After he'd downed his second—or was it third?—glass of Glenlivet, Jack McCoy got up from the bar, waved a thanks to Paul Falsone, and headed out of the bar. Hands in his pockets, he caught a cab back to his motel.

The Admiral Fell was as drab as could be expected on the District Attorney's budget. He took off his tie and hung it on a hanger in the musty little closet. The whole place needed to be aired out—it was stuffy on top of musty--but this was Baltimore and if he opened the windows, there was the city stench that came with it. Instead, he stripped to his undershirt and boxers, pulled back the faded bedspread and laid back on the bed, within arms reach of the remote control for the TV and (yet another) bottle of scotch.

He poured a fresh glass of scotch into the tumbler with one hand and with the other, turned on the television. Flipping through it, he realized he was just in time for the evening news on every local station, each of which was leading with the Brittany Janaway case. He hardly needed to hear about the case on the news—like every case he prepared to try, it had consumed him, and would continue to do so until Brittany Janaway's father was put away for her rape and murder.

Finally, he found something non-related to the Janaways. Was it QVC or that leg wax infomercial? At this point, they were all the same to him. He'd stopped paying attention, the television serving only to reflect colors off the screen and offer some amount of background noise to his thoughts.

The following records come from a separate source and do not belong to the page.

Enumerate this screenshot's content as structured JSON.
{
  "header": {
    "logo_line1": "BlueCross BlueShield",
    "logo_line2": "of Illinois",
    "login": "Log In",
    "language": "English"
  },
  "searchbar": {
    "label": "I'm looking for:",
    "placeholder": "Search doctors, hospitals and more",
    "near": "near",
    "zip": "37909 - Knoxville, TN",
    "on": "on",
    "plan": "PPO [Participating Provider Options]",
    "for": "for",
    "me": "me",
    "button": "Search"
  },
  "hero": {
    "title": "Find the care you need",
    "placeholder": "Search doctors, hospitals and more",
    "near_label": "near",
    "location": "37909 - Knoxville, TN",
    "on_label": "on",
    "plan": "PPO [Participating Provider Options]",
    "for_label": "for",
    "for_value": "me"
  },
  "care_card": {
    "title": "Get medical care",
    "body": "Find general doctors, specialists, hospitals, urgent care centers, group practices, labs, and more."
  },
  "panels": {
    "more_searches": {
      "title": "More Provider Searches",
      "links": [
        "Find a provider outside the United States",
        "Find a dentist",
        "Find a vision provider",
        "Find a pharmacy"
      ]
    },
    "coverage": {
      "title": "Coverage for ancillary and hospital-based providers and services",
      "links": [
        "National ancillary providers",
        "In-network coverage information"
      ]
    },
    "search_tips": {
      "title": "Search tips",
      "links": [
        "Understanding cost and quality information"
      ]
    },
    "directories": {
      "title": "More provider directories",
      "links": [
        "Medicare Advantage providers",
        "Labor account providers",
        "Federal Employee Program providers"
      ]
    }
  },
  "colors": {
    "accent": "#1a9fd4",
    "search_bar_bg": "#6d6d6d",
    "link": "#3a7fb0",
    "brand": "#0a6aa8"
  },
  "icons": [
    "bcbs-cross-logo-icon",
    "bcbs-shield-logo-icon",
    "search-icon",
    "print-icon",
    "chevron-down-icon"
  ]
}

Looking up at the little flecks in the ceiling, Jack considered his earlier conversation with Paul Falsone at the bar. He wasn't sure why the young detective had chosen to ask such philosophical questions, and to him, an out-of-town ADA. Falsone had been eager to talk though, almost desperate to work things out in his own mind, and McCoy had been attentive in listening. He'd seen cops like Falsone _not_ talk about what they saw on the job, not try to understand and that never ended well. Just look at his own father. Talk about taking the job out on your family. Falsone seemed to have his head on straight, though, and from what McCoy could tell, was genuinely concerned with his young son.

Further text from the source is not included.